Jerzy Jędykiewicz, baron SLD na Pomorzu, zawiesił członkostwo w partii. Gdańska prokuratura postawiła mu zarzut przywłaszczenia 30 mln zł. To polityczna śmierć - przyznaje Jędykiewicz. Szefem SLD na Pomorzu będzie dotychczasowy zastępca - Andrzej Różański.
O zarzutach postawionych przez prokuraturę Jędykiewicz nie chciał wypowiadać się pod szyldem SLD.

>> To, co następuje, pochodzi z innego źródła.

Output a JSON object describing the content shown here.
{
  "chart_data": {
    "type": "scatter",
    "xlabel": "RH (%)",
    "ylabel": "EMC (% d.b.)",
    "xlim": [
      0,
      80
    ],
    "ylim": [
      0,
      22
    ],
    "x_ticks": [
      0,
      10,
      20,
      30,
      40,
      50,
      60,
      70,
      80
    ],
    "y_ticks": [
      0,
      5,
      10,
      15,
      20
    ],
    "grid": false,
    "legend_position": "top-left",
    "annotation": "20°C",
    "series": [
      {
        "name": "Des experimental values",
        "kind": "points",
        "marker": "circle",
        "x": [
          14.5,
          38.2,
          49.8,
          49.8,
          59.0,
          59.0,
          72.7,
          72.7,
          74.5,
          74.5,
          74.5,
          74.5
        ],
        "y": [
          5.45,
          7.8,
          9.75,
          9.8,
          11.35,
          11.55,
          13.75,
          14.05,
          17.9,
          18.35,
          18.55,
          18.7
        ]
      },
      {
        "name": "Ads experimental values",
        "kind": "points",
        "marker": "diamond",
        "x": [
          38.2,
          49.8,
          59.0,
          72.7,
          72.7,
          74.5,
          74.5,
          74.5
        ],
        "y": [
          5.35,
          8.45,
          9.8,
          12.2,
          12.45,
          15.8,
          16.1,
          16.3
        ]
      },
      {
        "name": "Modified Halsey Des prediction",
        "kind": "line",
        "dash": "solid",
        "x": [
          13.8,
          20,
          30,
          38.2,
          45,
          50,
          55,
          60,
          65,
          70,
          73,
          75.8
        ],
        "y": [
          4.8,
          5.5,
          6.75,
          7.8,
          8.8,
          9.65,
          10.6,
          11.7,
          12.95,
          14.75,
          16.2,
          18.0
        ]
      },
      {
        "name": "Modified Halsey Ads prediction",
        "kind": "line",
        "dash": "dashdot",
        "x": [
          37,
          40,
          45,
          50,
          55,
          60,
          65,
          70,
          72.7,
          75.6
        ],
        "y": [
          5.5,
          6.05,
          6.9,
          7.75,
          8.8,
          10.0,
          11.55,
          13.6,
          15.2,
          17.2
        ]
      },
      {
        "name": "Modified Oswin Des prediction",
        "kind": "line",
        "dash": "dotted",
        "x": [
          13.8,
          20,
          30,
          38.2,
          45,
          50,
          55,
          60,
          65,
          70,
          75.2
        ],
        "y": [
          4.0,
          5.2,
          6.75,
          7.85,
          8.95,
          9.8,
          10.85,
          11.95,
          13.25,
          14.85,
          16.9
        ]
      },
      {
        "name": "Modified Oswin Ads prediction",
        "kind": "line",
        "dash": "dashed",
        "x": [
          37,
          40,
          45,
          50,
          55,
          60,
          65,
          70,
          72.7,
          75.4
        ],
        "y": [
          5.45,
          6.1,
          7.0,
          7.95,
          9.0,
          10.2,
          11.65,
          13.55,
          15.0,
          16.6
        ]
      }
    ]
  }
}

W czasie konferencji prasowej przeszedł na drugą stronę stołu i stamtąd ostro zaatakował dziennikarzy: Brakuje mi słów, żeby wyrazić swoje oburzenie takiej nierzetelności dziennikarskiej. To jest zwykłe dziennikarskie chamstwo.
Co więcej – jego zdaniem – to dziennikarze mieli inspirować działania prokuratury i Agencji Bezpieczeństwa Wewnętrznego. Jest skandalem, że dziennikarze piszą pierwsi o tym, jak ma postępować ABW, jak ma postępować prokuratura - dodaje.
Jestem niewinny, wszystko się wyjaśni, a ze Stellą Maris nie miałem nic wspólnego – zapewniał Jędykiewicz. Zasugerował jeszcze, że w sprawie tej afery głos powinien zabrać metropolita gdański Tadeusz Gocłowski.